# RMS Voltage change of MLCC Capacitor with Frequency

#### SiCEngineer

Joined May 22, 2019
270
Hi all.

So I know that the impedance of the capacitor changes with frequency. However, stumbling across a document by KEMET and their new stacked MLCC capacitors which allow higher ripple current, https://www.mouser.co.uk/datasheet/2/212/1/KEM_C1105_KONNEKT_KC_Link_C0G-1855982.pdf

There are some figures which show that the AC RMS Voltage of the capacitor is reducing with frequency, on page 4 for example.
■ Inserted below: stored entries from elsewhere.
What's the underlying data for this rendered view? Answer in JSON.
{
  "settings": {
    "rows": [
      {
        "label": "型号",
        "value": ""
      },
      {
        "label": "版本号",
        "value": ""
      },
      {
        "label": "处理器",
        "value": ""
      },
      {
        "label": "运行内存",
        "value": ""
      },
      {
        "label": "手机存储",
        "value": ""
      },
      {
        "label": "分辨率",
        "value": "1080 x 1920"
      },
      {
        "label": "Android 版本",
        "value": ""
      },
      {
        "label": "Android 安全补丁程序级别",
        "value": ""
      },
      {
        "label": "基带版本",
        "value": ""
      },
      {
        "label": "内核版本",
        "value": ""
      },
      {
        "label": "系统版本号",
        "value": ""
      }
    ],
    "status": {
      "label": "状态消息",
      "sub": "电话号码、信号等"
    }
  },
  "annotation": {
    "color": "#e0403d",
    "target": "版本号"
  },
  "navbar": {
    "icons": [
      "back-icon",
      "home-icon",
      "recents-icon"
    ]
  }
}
Now, I see that these types of capacitors are always used in LLC resonant converters - at frequencies close to a 1MHz and even higher sometimes. How is this possible if the permitted AC voltage in the capacitor is very low at higher frequencies? Or am I reading the data sheet wrong!?

#### Ian0

Joined Aug 7, 2020
759
Seems like it might have a maximum current rating.

• SiCEngineer

#### SiCEngineer

Joined May 22, 2019
270
Seems like it might have a maximum current rating.
I believe so, that’s why they’re stacked to increase the ripple current. However it still doesn’t explain how the achievable voltage reduces with frequency. You can get 100’s volts out of the capacitors just because the frequency goes above a few hundred kilohertz... never seen that before. So I think maybe I’m not understanding what the data sheet is attempting to show. The rates DC voltage is very high so I don’t see why this should be the case.

#### Ian0

Joined Aug 7, 2020
759
Reactance = 1/(2 x PI x frequency x Capacitance)
Voltage = current x reactance
so Voltage = current/(2 x PI x frequency x Capacitance)

So if there is a maximum current, which is probably the maximum amount that the metallisation can withstand) then it follows that there is also a maximum voltage that is inversely proportional to frequency.

Ever wondered why a low-ohm Power resistor has a maximum voltage rating equal to SQRT(P x R) ?

• SiCEngineer

#### SiCEngineer

Joined May 22, 2019
270
Reactance = 1/(2 x PI x frequency x Capacitance)
Voltage = current x reactance
so Voltage = current/(2 x PI x frequency x Capacitance)

So if there is a maximum current, which is probably the maximum amount that the metallisation can withstand) then it follows that there is also a maximum voltage that is inversely proportional to frequency.

Ever wondered why a low-ohm Power resistor has a maximum voltage rating equal to SQRT(P x R) ?
Okay, that makes sense. So if I want to operate a resonant tank with a voltage or say 300V at 500kHz it won’t work? I should find different capacitors?

#### Ian0

Joined Aug 7, 2020
759
You didn’t specify the capacitance.
If I take 100nF because it is in the middle of the range.
X= 3.18Ω,
So current must be 94 Amps with 300V @ 500kHz across the capacitor.
I think it will melt.